Sa dépouille est ensuite placée, pour être ramenée en France, dans quatre cercueils, un de plomb, un de chêne, un de zinc et un de teck.

La France prend le deuil et fait à Courbet d'émouvantes obsèques ; son éloge public est prononcé solennellement à la Chambre des députés et au Sénat par le ministre de la Marine et le président du Conseil.


Un grand français



Ainsi vécut et mourut l'amiral Courbet, marin expérimenté, administrateur habile, diplomate réfléchi, soldat courageux, impassible au milieu des dangers ; il possédait surtout le don si rare du commandement et savait obtenir, de ceux qui étaient placés sous ses ordres, ce qu'ils étaient capables de donner.

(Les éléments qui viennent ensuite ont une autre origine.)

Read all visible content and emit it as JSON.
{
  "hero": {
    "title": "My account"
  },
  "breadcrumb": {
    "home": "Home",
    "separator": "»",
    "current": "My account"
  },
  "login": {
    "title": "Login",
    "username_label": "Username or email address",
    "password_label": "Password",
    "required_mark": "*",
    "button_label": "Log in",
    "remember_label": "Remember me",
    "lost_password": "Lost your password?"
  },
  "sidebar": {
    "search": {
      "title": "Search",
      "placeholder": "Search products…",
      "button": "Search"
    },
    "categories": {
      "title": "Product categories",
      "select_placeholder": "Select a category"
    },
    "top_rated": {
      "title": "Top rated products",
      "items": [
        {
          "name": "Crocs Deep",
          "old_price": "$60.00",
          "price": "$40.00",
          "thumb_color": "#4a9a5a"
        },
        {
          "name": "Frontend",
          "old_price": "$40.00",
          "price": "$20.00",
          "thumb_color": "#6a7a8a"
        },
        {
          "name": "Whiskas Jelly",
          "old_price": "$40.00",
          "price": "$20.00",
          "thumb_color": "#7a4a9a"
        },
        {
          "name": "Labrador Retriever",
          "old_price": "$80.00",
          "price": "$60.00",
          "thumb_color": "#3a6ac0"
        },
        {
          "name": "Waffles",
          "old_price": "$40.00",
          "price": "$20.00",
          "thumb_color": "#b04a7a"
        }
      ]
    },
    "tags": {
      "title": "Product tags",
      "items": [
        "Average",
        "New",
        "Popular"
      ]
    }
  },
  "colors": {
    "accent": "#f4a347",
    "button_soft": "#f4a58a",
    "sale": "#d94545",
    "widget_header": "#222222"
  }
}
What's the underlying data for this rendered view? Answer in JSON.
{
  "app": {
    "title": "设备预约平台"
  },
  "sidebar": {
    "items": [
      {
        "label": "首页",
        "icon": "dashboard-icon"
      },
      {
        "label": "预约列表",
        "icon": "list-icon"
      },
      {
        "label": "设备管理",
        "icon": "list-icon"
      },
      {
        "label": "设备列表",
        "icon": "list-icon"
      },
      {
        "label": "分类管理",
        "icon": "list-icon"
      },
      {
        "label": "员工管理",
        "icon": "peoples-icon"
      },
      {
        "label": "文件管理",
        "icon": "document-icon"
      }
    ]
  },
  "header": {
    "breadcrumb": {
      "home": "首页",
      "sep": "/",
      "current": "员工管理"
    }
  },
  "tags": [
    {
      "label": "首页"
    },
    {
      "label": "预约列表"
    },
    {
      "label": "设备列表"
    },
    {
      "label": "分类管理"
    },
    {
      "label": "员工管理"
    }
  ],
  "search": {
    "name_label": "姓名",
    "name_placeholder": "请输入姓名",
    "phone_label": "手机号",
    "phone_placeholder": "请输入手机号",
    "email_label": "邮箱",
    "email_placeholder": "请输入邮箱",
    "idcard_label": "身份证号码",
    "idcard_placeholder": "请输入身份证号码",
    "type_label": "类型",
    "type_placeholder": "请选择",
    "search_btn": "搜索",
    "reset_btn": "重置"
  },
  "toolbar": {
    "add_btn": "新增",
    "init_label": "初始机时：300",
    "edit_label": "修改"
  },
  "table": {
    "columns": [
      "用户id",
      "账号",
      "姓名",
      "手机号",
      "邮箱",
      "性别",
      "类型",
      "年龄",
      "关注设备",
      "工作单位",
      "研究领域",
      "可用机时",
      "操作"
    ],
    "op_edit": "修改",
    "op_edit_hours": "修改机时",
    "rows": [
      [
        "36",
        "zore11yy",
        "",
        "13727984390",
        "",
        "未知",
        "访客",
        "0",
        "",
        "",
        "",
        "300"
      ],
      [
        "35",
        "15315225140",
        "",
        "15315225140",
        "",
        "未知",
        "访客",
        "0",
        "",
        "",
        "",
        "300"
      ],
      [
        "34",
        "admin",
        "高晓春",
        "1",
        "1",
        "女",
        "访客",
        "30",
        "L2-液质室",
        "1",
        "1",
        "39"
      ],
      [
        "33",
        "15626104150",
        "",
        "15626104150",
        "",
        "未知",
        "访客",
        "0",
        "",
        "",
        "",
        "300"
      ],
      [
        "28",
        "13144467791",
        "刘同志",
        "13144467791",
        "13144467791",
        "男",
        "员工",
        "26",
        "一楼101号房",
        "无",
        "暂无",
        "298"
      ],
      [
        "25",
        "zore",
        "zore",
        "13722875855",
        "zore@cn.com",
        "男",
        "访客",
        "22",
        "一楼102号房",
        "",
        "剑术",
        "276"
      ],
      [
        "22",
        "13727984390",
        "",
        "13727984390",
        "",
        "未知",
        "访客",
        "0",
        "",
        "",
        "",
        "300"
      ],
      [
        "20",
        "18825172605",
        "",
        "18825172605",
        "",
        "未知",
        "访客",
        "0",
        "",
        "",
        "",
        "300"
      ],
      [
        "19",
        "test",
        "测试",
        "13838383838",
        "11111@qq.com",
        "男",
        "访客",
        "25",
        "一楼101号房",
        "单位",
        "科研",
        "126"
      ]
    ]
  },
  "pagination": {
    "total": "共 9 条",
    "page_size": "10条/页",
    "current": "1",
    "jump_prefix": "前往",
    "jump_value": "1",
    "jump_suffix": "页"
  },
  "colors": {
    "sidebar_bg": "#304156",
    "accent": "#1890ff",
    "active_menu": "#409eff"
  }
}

Officiers et matelots, soldats de terre et de mer, tous lui étaient dévoués et se montraient fiers de servir un tel chef. Travailleur infatigable, précis dans son commandement, n'hésitant pas à placer les gouvernants devant leurs responsabilités, il fut un grand Français à qui s'applique particulièrement cette phrase de Bossuet : "Une âme courageuse sait demeurer maîtresse du corps qu'elle anime."